For candy clothes to work they've gotta be little rings like micro-chainmail or something, as Putnam said, it's utterly stiff. It's even stiffer than Xeelee Construction Material, which is another absurdly sharp/ridiculously tough/unusually light material but with a bit better handwaving and physical property considerations.
If it is just a high rounding error and it is merely pushing into the speed of sound ~= speed of light area then you've still got other problems to think about.
The maximum edge is 100,000 as I recall, obsidian has a max edge of 20,000 which we can go ahead and call a monomolecular edge, these are real things, and they are brittle as you would expect.
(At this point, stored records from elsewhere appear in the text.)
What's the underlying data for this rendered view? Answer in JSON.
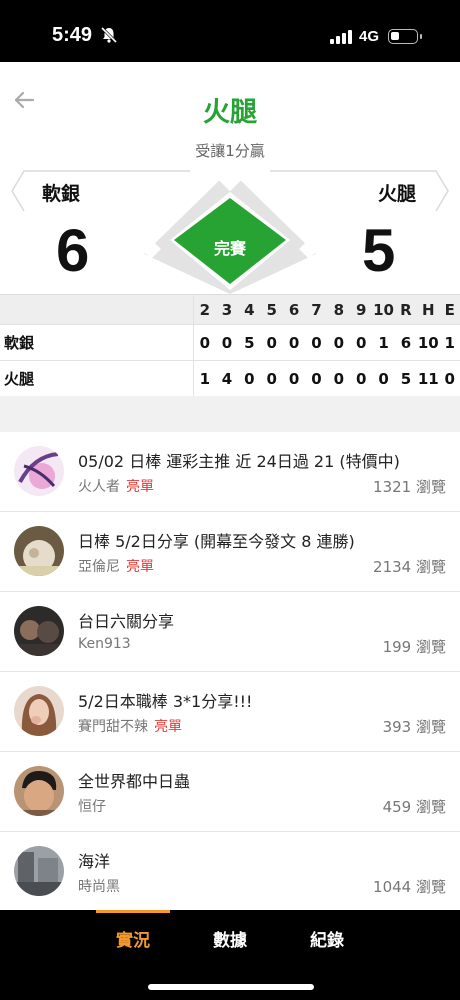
{
  "status_bar": {
    "time": "5:49",
    "network": "4G"
  },
  "header": {
    "title": "火腿",
    "subtitle": "受讓1分贏",
    "away_team": "軟銀",
    "home_team": "火腿",
    "away_score": "6",
    "home_score": "5",
    "game_status": "完賽",
    "accent_color": "#27a334"
  },
  "boxscore": {
    "innings": [
      "2",
      "3",
      "4",
      "5",
      "6",
      "7",
      "8",
      "9",
      "10",
      "R",
      "H",
      "E"
    ],
    "rows": [
      {
        "team": "軟銀",
        "values": [
          "0",
          "0",
          "5",
          "0",
          "0",
          "0",
          "0",
          "0",
          "1",
          "6",
          "10",
          "1"
        ]
      },
      {
        "team": "火腿",
        "values": [
          "1",
          "4",
          "0",
          "0",
          "0",
          "0",
          "0",
          "0",
          "0",
          "5",
          "11",
          "0"
        ]
      }
    ]
  },
  "posts": [
    {
      "title": "05/02 日棒 運彩主推 近 24日過 21 (特價中)",
      "author": "火人者",
      "tag": "亮單",
      "views": "1321 瀏覽"
    },
    {
      "title": "日棒 5/2日分享 (開幕至今發文 8 連勝)",
      "author": "亞倫尼",
      "tag": "亮單",
      "views": "2134 瀏覽"
    },
    {
      "title": "台日六關分享",
      "author": "Ken913",
      "tag": "",
      "views": "199 瀏覽"
    },
    {
      "title": "5/2日本職棒 3*1分享!!!",
      "author": "賽門甜不辣",
      "tag": "亮單",
      "views": "393 瀏覽"
    },
    {
      "title": "全世界都中日蟲",
      "author": "恒仔",
      "tag": "",
      "views": "459 瀏覽"
    },
    {
      "title": "海洋",
      "author": "時尚黑",
      "tag": "",
      "views": "1044 瀏覽"
    }
  ],
  "bottom_nav": {
    "tabs": [
      "實況",
      "數據",
      "紀錄"
    ],
    "active_tab": "實況",
    "active_color": "#f39a2b"
  }
}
With a properly calibrated microtome you can slice molecule thick sheets off of a sample using glass blades.
Now we want something 5 times as sharp and literally unbreakable?
Going back to the Xeelee Construction Material, it was "a proton-width thick" (the handwaving was that it is what you get if you were able to violate the Pauli Exclusion Principle so quarks could share ground states, releasing a shit-ton of binding energy, and no longer spread in probabilistic clouds) and "stronger than life itself", Sufficiently Advanced Technology and all that jazz.
A sharp piece of candy might be able to cut a piece of XCM, in one of the first stories where the stuff was detailed it was used to surf the blast wave from a nova explosion. The times pieces of it get damaged are when you start throwing around buzzwords like "gravity wave laser" or "monopole cannon" or "ultrarelativistic neutron star impact"... and candy might be tougher.
It is so far beyond the common monofilament fiber tropes as to make them look like a soggy noodle by comparison.